Through the works of the seven contemporary artists included in the show, viewers remain in a cycling state of uncertainty and discovery. The implications of the works expand with each piece of information gained: at first glance Brock Enright’s column of sculptures on the wall look like gaudy, yonic butterflies. Upon closer inspection and with the help of the checklist, we learn they are Doritos chips covered in resin and glitter, abruptly ousting the jewel-like objects as frauds. In the back gallery, Michael E. Smith’s Untitled (2014) looks like a deteriorating mummified cat, and the checklist confirms it as such.
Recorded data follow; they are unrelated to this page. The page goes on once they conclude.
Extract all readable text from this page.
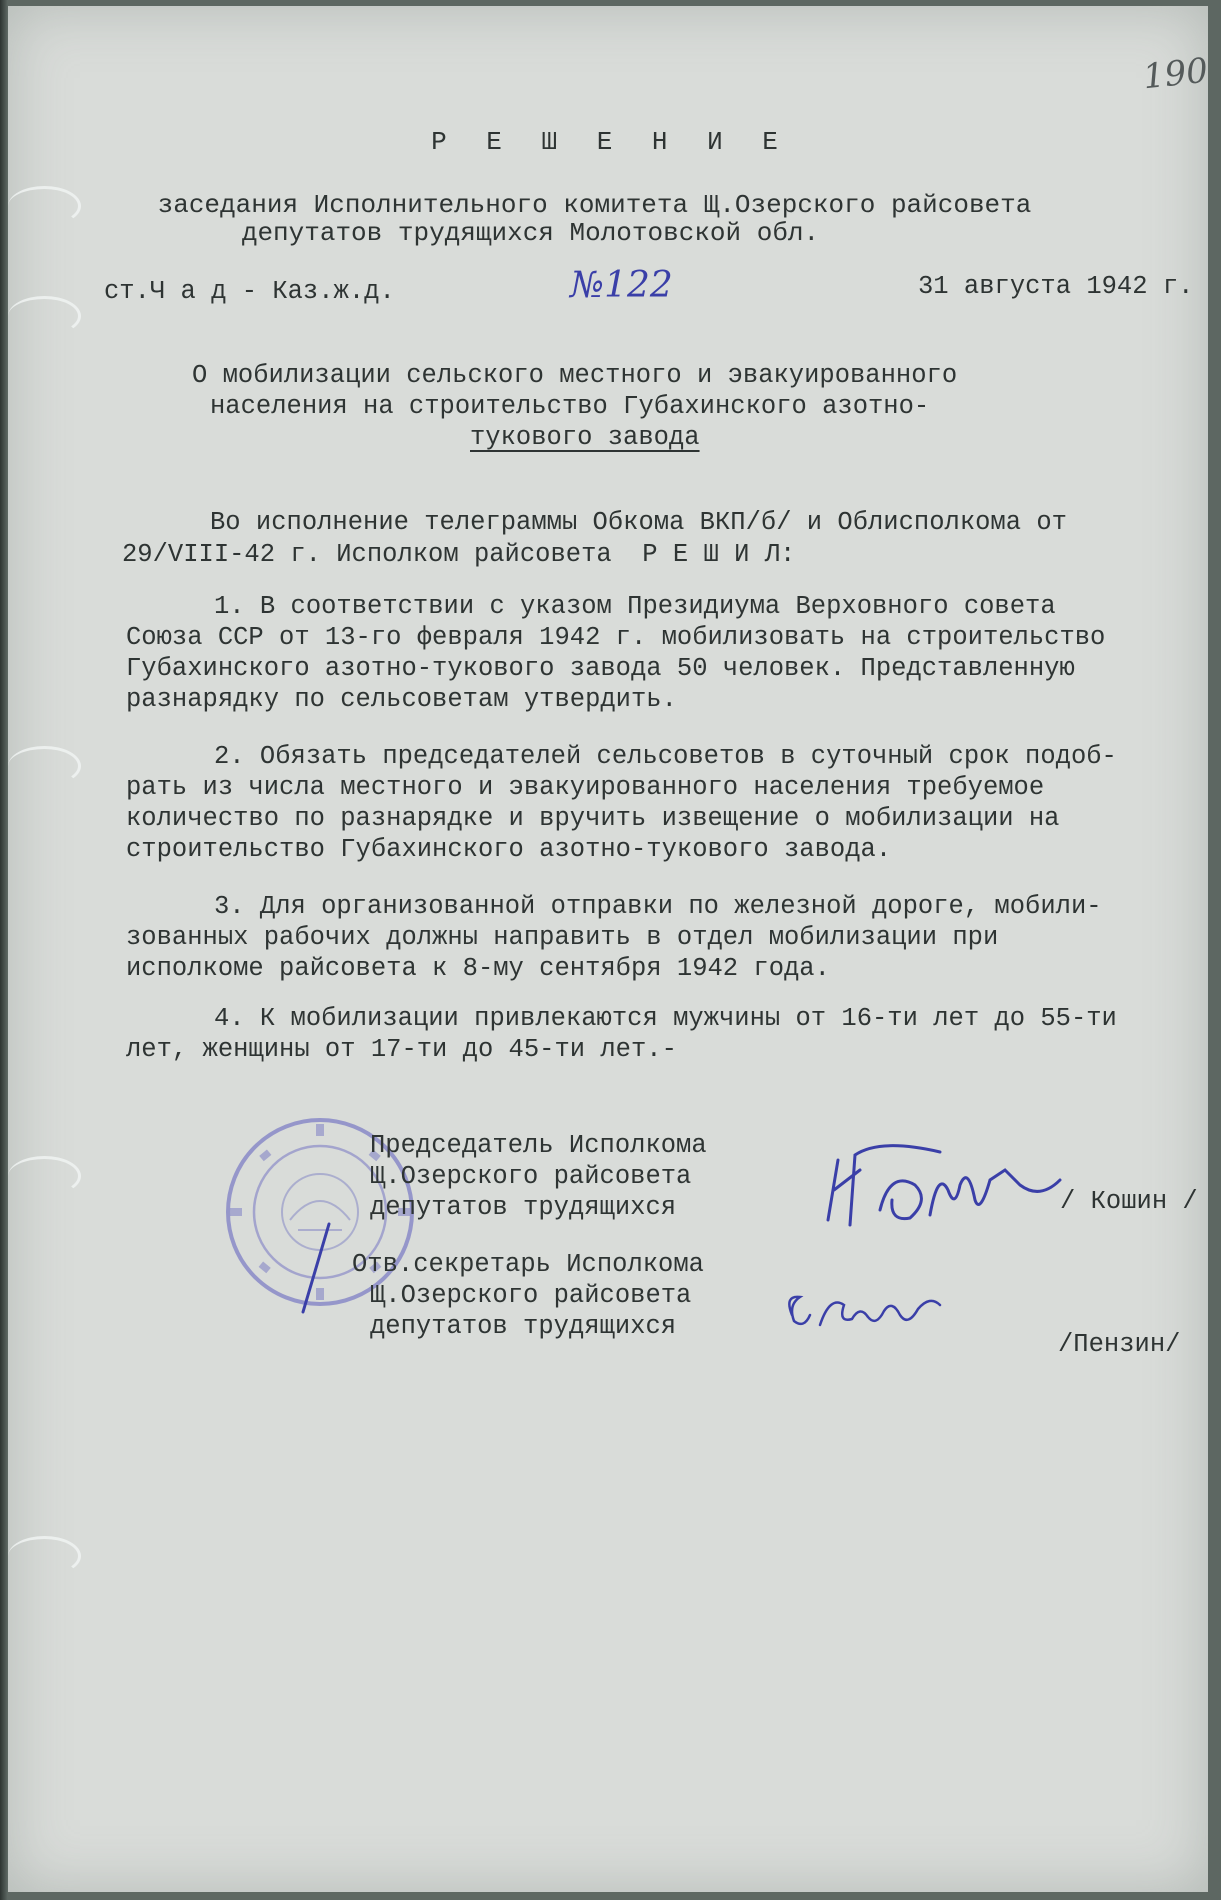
190
Р Е Ш Е Н И Е
заседания Исполнительного комитета Щ.Озерского райсовета
депутатов трудящихся Молотовской обл.
ст.Ч а д - Каз.ж.д.	№122	31 августа 1942 г.
О мобилизации сельского местного и эвакуированного
населения на строительство Губахинского азотно-
тукового завода
Во исполнение телеграммы Обкома ВКП/б/ и Облисполкома от
29/VIII-42 г. Исполком райсовета  Р Е Ш И Л:
1. В соответствии с указом Президиума Верховного совета
Союза ССР от 13-го февраля 1942 г. мобилизовать на строительство
Губахинского азотно-тукового завода 50 человек. Представленную
разнарядку по сельсоветам утвердить.
2. Обязать председателей сельсоветов в суточный срок подоб-
рать из числа местного и эвакуированного населения требуемое
количество по разнарядке и вручить извещение о мобилизации на
строительство Губахинского азотно-тукового завода.
3. Для организованной отправки по железной дороге, мобили-
зованных рабочих должны направить в отдел мобилизации при
исполкоме райсовета к 8-му сентября 1942 года.
4. К мобилизации привлекаются мужчины от 16-ти лет до 55-ти
лет, женщины от 17-ти до 45-ти лет.-
Председатель Исполкома
Щ.Озерского райсовета
депутатов трудящихся	/ Кошин /
Отв.секретарь Исполкома
Щ.Озерского райсовета
депутатов трудящихся
/Пензин/
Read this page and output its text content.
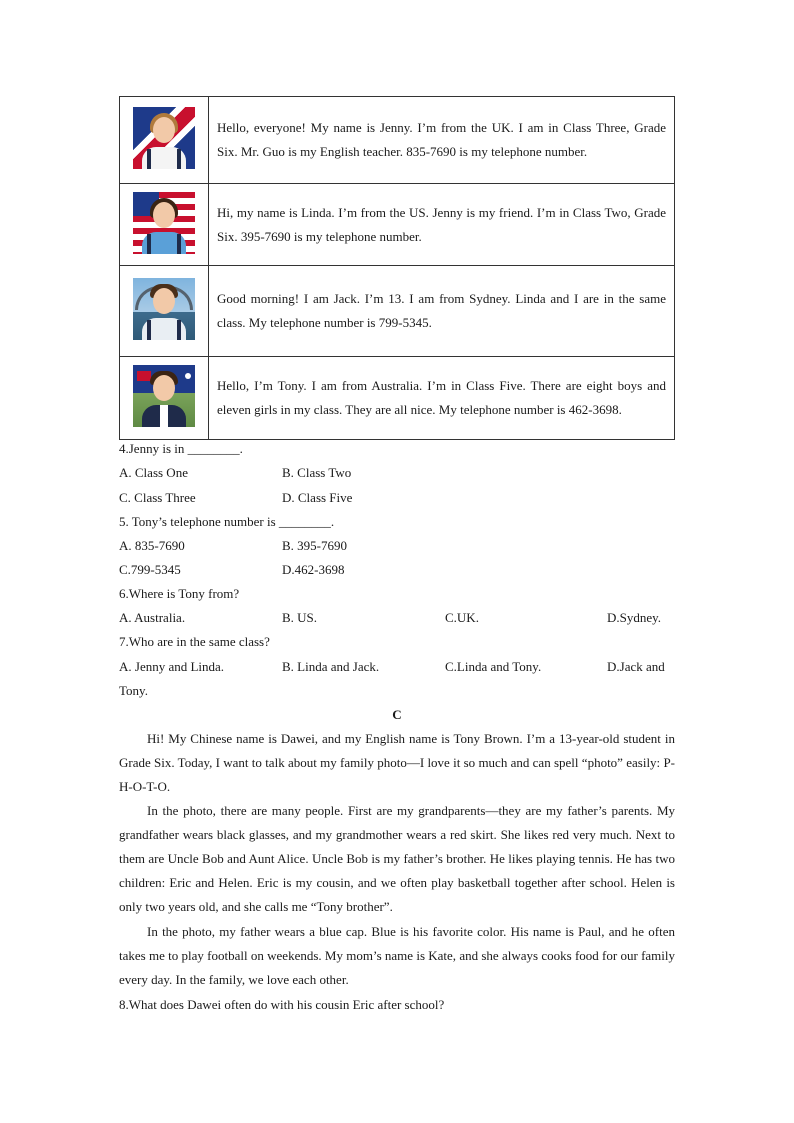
	Hello, everyone! My name is Jenny. I’m from the UK. I am in Class Three, Grade Six. Mr. Guo is my English teacher. 835-7690 is my telephone number.

	Hi, my name is Linda. I’m from the US. Jenny is my friend. I’m in Class Two, Grade Six. 395-7690 is my telephone number.

	Good morning! I am Jack. I’m 13. I am from Sydney. Linda and I are in the same class. My telephone number is 799-5345.

	Hello, I’m Tony. I am from Australia. I’m in Class Five. There are eight boys and eleven girls in my class. They are all nice. My telephone number is 462-3698.
4.Jenny is in ________.
A. Class One	B. Class Two
C. Class Three	D. Class Five
5. Tony’s telephone number is ________.
A. 835-7690	B. 395-7690
C.799-5345	D.462-3698
6.Where is Tony from?
A. Australia.	B. US.	C.UK.	D.Sydney.
7.Who are in the same class?
A. Jenny and Linda.	B. Linda and Jack.	C.Linda and Tony.	D.Jack and
Tony.
C
Hi! My Chinese name is Dawei, and my English name is Tony Brown. I’m a 13-year-old student in Grade Six. Today, I want to talk about my family photo—I love it so much and can spell “photo” easily: P-H-O-T-O.
In the photo, there are many people. First are my grandparents—they are my father’s parents. My grandfather wears black glasses, and my grandmother wears a red skirt. She likes red very much. Next to them are Uncle Bob and Aunt Alice. Uncle Bob is my father’s brother. He likes playing tennis. He has two children: Eric and Helen. Eric is my cousin, and we often play basketball together after school. Helen is only two years old, and she calls me “Tony brother”.
In the photo, my father wears a blue cap. Blue is his favorite color. His name is Paul, and he often takes me to play football on weekends. My mom’s name is Kate, and she always cooks food for our family every day. In the family, we love each other.
8.What does Dawei often do with his cousin Eric after school?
Still, Smith’s point blank presentation made it hard to believe. There had to be something more. Contrastingly vibrant and large, Alex Da Corte’s, Star Trap (With Bird of Paradise) (2014) utilizes tropes of the exotic—a Persian rug, a bird of paradise—to create a cartoonish trap, but for whom?
Like a strip tease, minimal art must seduce the viewer. But the audience is usually impatient and fickle, and will loose interest if they are not given enough to keep them enticed. The works in “Slip” walk the fine line of the enigmatic and the ostracizing, challenging viewers to reconsider their notions of how something is defined and strive to learn more.
“Slip” is on view at Mitchell-Innes & Nash in New York through July 25.